# Can you build a retaining wall in front of an old retaining wall?



## joecaption (Nov 30, 2011)

Need a picture.


----------



## stadry (Jun 20, 2009)

based on what you posted, of course it would work,,, in most areas you're rqd to get permits & you may even need pro stamp'd drawings,,, don't forget proper drainage IF its applicable.

we use versa-lok & have had no trouble,,, even have 1 being drawn up now 225' x 25'  we use # 57 stone, not gravel

best


----------



## stonecutter (May 23, 2014)

I would never recommend doing that..you're asking for trouble, putting up what is basically a veneer in front of a stone wall.


----------



## Tscarborough (Mar 31, 2006)

If you did that, A) it would probably cause the old wall to move even more and B) any movement of the old wall would transfer through to the new one.

Remove the old one and either re-stack the rock for a new wall or remove any you do not use for fill.


----------



## Msradell (Sep 1, 2011)

I agree with stonecutter and TS, I don't believe it's a good idea to do what you are proposing. Whatever is pushing out your old stone wall will continue pushing forward and because there is very little to compress between the old wall and your new proposed wall it will push it forward also. It will be more work but I would just complete disassemble the old wall and reassemble it a little farther forward using some gravel for a backfill and insure proper drainage. It certainly will look better as well.


----------



## tjansen (Jun 6, 2012)

bb33 said:


> The alternative is to leave the wall and do nothing. This is not a house I plan to stay at in the long term. Thanks, BB


That would be my vote. 

Putting that much time and money into a project for something short term doesn't seem wise to me. 

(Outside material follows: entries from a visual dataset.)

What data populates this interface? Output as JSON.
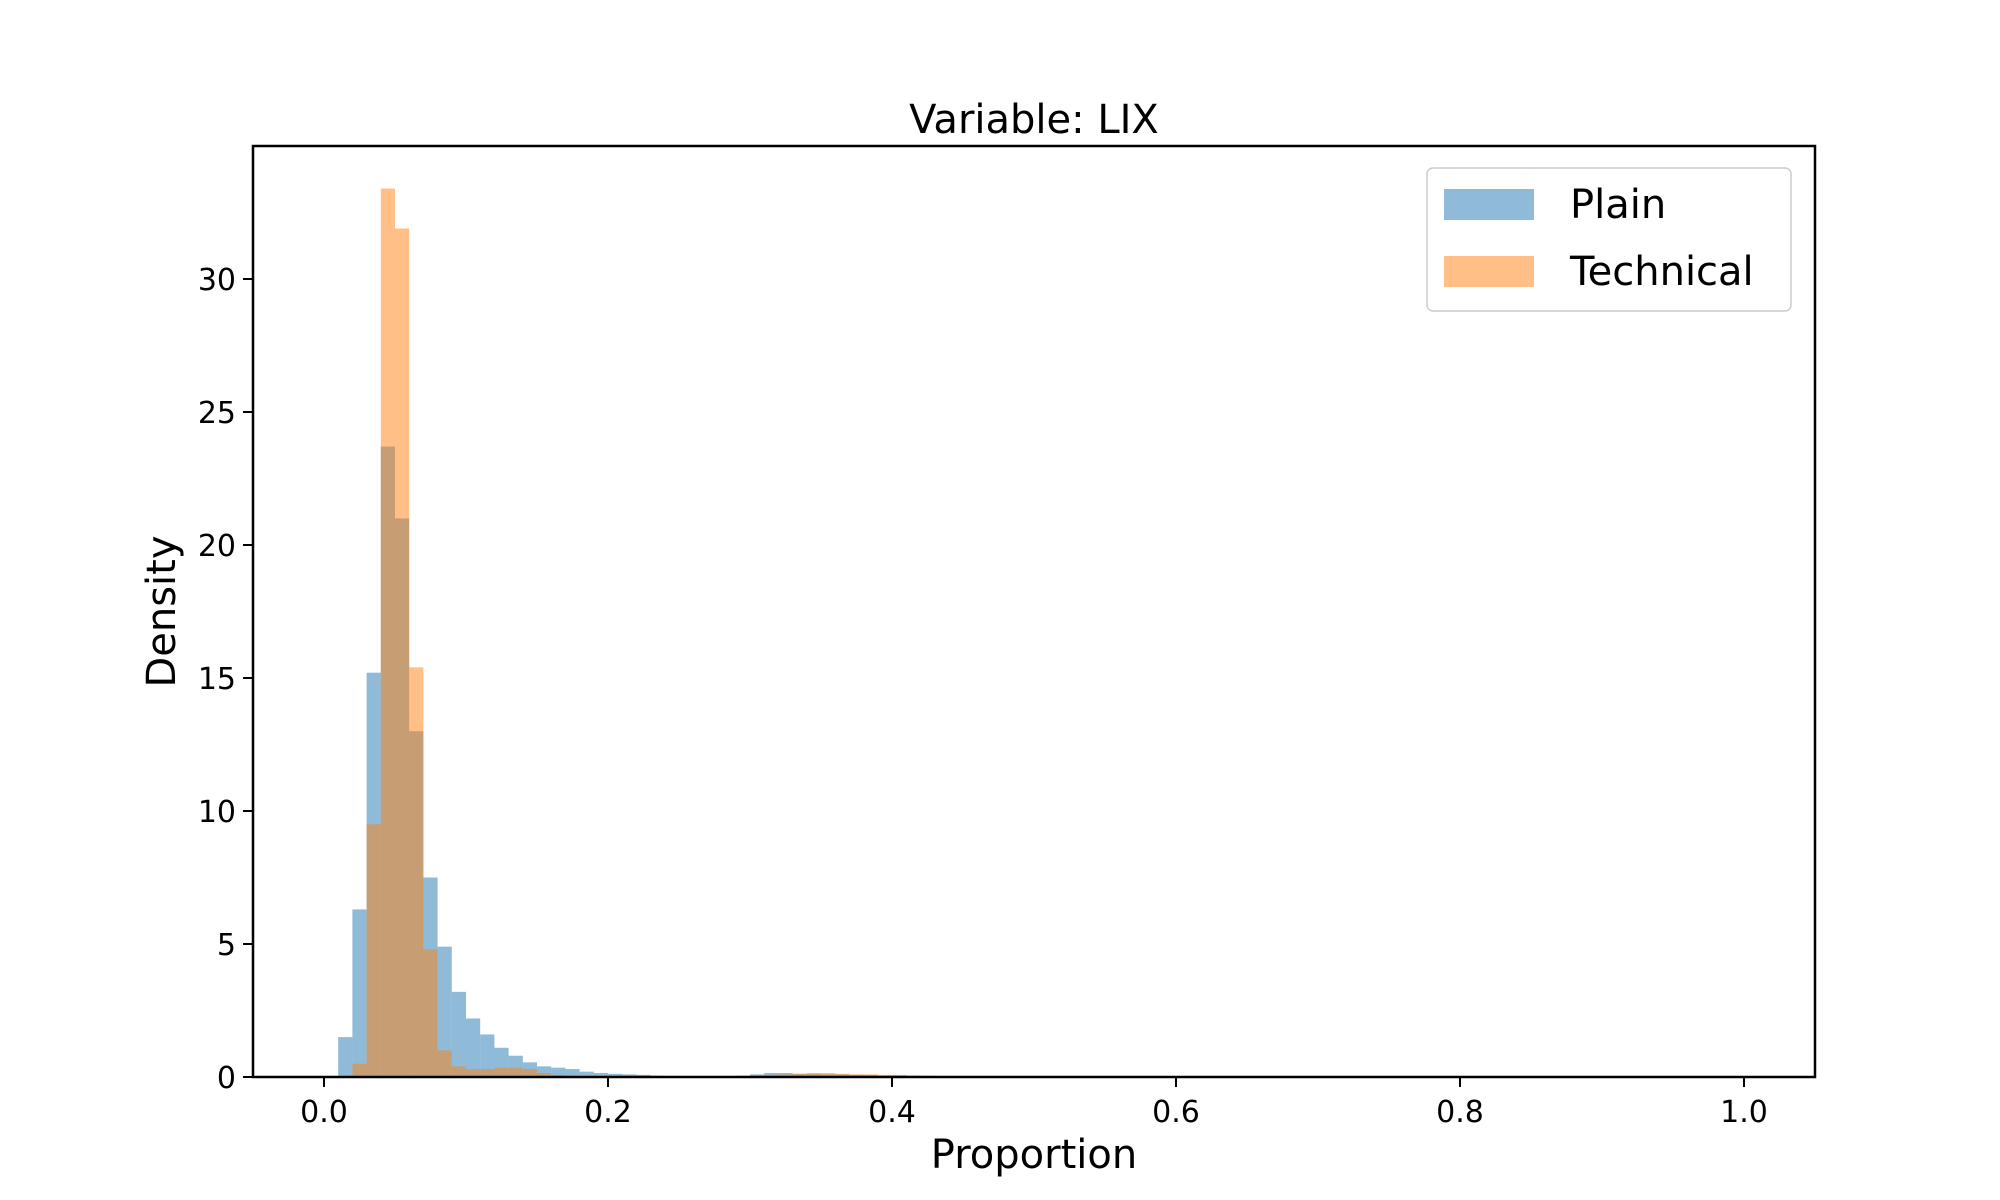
{
  "chart_data": {
    "type": "bar",
    "title": "Variable: LIX",
    "xlabel": "Proportion",
    "ylabel": "Density",
    "xlim": [
      -0.05,
      1.05
    ],
    "ylim": [
      0,
      35
    ],
    "xticks": [
      0.0,
      0.2,
      0.4,
      0.6,
      0.8,
      1.0
    ],
    "xtick_labels": [
      "0.0",
      "0.2",
      "0.4",
      "0.6",
      "0.8",
      "1.0"
    ],
    "yticks": [
      0,
      5,
      10,
      15,
      20,
      25,
      30
    ],
    "ytick_labels": [
      "0",
      "5",
      "10",
      "15",
      "20",
      "25",
      "30"
    ],
    "grid": false,
    "legend_position": "top-right",
    "histogram_alpha": 0.5,
    "series": [
      {
        "name": "Plain",
        "color": "#1f77b4",
        "bins": [
          [
            0.01,
            0.02,
            1.5
          ],
          [
            0.02,
            0.03,
            6.3
          ],
          [
            0.03,
            0.04,
            15.2
          ],
          [
            0.04,
            0.05,
            23.7
          ],
          [
            0.05,
            0.06,
            21.0
          ],
          [
            0.06,
            0.07,
            13.0
          ],
          [
            0.07,
            0.08,
            7.5
          ],
          [
            0.08,
            0.09,
            4.9
          ],
          [
            0.09,
            0.1,
            3.2
          ],
          [
            0.1,
            0.11,
            2.2
          ],
          [
            0.11,
            0.12,
            1.6
          ],
          [
            0.12,
            0.13,
            1.1
          ],
          [
            0.13,
            0.14,
            0.8
          ],
          [
            0.14,
            0.15,
            0.55
          ],
          [
            0.15,
            0.16,
            0.4
          ],
          [
            0.16,
            0.17,
            0.35
          ],
          [
            0.17,
            0.18,
            0.3
          ],
          [
            0.18,
            0.19,
            0.2
          ],
          [
            0.19,
            0.2,
            0.15
          ],
          [
            0.2,
            0.21,
            0.12
          ],
          [
            0.21,
            0.22,
            0.1
          ],
          [
            0.22,
            0.23,
            0.08
          ],
          [
            0.23,
            0.24,
            0.05
          ],
          [
            0.24,
            0.25,
            0.04
          ],
          [
            0.25,
            0.26,
            0.03
          ],
          [
            0.26,
            0.27,
            0.03
          ],
          [
            0.27,
            0.28,
            0.03
          ],
          [
            0.28,
            0.29,
            0.03
          ],
          [
            0.29,
            0.3,
            0.05
          ],
          [
            0.3,
            0.31,
            0.1
          ],
          [
            0.31,
            0.32,
            0.15
          ],
          [
            0.32,
            0.33,
            0.15
          ],
          [
            0.33,
            0.34,
            0.12
          ],
          [
            0.34,
            0.35,
            0.12
          ],
          [
            0.35,
            0.36,
            0.1
          ],
          [
            0.36,
            0.37,
            0.1
          ],
          [
            0.37,
            0.38,
            0.08
          ],
          [
            0.38,
            0.39,
            0.07
          ],
          [
            0.39,
            0.4,
            0.05
          ],
          [
            0.4,
            0.41,
            0.05
          ],
          [
            0.41,
            0.42,
            0.04
          ],
          [
            0.42,
            0.43,
            0.03
          ],
          [
            0.43,
            0.44,
            0.03
          ],
          [
            0.44,
            0.45,
            0.02
          ]
        ]
      },
      {
        "name": "Technical",
        "color": "#ff7f0e",
        "bins": [
          [
            0.02,
            0.03,
            0.5
          ],
          [
            0.03,
            0.04,
            9.5
          ],
          [
            0.04,
            0.05,
            33.4
          ],
          [
            0.05,
            0.06,
            31.9
          ],
          [
            0.06,
            0.07,
            15.4
          ],
          [
            0.07,
            0.08,
            4.8
          ],
          [
            0.08,
            0.09,
            1.0
          ],
          [
            0.09,
            0.1,
            0.4
          ],
          [
            0.1,
            0.11,
            0.3
          ],
          [
            0.11,
            0.12,
            0.3
          ],
          [
            0.12,
            0.13,
            0.35
          ],
          [
            0.13,
            0.14,
            0.35
          ],
          [
            0.14,
            0.15,
            0.3
          ],
          [
            0.15,
            0.16,
            0.15
          ],
          [
            0.16,
            0.17,
            0.08
          ],
          [
            0.17,
            0.18,
            0.05
          ],
          [
            0.18,
            0.19,
            0.04
          ],
          [
            0.19,
            0.2,
            0.03
          ],
          [
            0.3,
            0.31,
            0.05
          ],
          [
            0.31,
            0.32,
            0.08
          ],
          [
            0.32,
            0.33,
            0.1
          ],
          [
            0.33,
            0.34,
            0.12
          ],
          [
            0.34,
            0.35,
            0.15
          ],
          [
            0.35,
            0.36,
            0.15
          ],
          [
            0.36,
            0.37,
            0.12
          ],
          [
            0.37,
            0.38,
            0.1
          ],
          [
            0.38,
            0.39,
            0.1
          ],
          [
            0.39,
            0.4,
            0.08
          ],
          [
            0.4,
            0.41,
            0.08
          ],
          [
            0.41,
            0.42,
            0.06
          ],
          [
            0.42,
            0.43,
            0.05
          ],
          [
            0.43,
            0.44,
            0.04
          ],
          [
            0.44,
            0.45,
            0.03
          ],
          [
            0.45,
            0.46,
            0.02
          ]
        ]
      }
    ]
  }
}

Spend the time and money into other things, like saving for the new house or projects in the interior of the house that may increase the return you may get on this house.

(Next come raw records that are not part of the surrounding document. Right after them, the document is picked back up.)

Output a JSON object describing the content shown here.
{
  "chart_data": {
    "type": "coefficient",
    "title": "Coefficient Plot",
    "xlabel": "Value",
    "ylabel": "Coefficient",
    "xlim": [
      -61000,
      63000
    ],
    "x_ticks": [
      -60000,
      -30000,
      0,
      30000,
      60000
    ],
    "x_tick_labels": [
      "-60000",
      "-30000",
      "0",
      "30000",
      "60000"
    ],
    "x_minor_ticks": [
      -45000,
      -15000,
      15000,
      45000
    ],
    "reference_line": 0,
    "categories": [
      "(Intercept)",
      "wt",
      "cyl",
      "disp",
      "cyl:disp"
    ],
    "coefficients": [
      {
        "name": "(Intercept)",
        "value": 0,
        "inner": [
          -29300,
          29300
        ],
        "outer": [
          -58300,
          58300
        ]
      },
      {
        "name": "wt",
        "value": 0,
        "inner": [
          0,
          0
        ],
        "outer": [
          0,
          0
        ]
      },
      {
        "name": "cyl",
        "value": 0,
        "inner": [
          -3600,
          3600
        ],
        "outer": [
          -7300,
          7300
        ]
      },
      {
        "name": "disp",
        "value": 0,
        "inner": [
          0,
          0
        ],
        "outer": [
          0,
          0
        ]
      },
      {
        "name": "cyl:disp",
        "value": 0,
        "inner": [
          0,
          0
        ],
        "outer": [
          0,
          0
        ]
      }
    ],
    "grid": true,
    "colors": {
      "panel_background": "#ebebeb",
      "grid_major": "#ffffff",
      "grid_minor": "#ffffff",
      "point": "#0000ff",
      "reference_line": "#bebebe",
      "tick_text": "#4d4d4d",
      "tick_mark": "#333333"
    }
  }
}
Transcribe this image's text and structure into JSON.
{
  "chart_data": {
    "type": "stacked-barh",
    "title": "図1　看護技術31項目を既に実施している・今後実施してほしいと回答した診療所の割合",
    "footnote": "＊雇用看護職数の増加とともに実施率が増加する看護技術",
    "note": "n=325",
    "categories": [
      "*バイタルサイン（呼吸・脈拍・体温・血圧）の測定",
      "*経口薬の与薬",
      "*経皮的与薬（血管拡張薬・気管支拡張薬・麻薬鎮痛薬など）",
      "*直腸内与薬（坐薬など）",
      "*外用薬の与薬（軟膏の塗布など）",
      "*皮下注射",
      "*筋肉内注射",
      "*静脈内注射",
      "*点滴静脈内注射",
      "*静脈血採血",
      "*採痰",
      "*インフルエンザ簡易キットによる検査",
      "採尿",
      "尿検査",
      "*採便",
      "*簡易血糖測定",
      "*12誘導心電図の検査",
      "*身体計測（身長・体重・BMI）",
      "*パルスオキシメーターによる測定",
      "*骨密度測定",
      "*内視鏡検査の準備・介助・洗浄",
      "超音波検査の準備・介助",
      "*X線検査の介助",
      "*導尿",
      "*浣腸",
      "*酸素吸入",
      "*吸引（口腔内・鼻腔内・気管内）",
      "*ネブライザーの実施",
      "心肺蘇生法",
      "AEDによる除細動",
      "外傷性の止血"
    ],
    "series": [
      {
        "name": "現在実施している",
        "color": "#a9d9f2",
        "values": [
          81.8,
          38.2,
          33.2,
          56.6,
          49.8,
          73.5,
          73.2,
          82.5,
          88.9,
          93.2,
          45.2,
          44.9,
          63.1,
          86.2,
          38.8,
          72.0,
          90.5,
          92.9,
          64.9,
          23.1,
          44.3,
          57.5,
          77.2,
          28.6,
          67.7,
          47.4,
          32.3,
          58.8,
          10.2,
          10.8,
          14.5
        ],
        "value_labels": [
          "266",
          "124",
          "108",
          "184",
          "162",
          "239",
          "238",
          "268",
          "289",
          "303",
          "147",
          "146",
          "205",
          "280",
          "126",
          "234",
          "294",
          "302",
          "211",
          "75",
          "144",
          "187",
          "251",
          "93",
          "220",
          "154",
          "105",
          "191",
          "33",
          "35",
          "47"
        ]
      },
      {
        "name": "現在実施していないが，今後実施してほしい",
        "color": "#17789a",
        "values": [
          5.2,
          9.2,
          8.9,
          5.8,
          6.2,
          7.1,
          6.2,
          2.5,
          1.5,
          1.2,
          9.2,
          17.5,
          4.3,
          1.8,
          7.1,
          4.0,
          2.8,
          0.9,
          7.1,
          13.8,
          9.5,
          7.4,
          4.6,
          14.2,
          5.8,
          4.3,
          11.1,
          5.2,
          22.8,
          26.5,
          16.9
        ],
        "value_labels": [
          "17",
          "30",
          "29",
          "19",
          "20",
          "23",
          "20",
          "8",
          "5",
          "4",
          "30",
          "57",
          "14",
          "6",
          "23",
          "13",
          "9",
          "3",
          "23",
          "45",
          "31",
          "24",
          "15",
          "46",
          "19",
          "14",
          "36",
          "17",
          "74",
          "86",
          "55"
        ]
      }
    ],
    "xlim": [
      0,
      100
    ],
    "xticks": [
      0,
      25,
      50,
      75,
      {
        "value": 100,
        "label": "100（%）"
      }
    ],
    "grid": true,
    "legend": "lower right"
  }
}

I actually looked into doing something similar, not as long, but terracing a hill with two courses. The information I found for my location said I didn't need a permit unless it was over 4ft.


----------



## stadry (Jun 20, 2009)

wow, did i get trashed,,, yet we do it & often - no troubles yet & some are over 15yrs since built

irc


----------



## Tscarborough (Mar 31, 2006)

You veneer failing walls?


----------



## stadry (Jun 20, 2009)

no, of course not :no: but we have built walls in front of existing walls 

irc


----------



## stonecutter (May 23, 2014)

stadry said:


> no, of course not :no: but we have built walls in front of existing walls
> 
> irc


Ones that are failing? Stonewalls like what is described? Given your location I seriously doubt it. Anyway, it's bad practice.


----------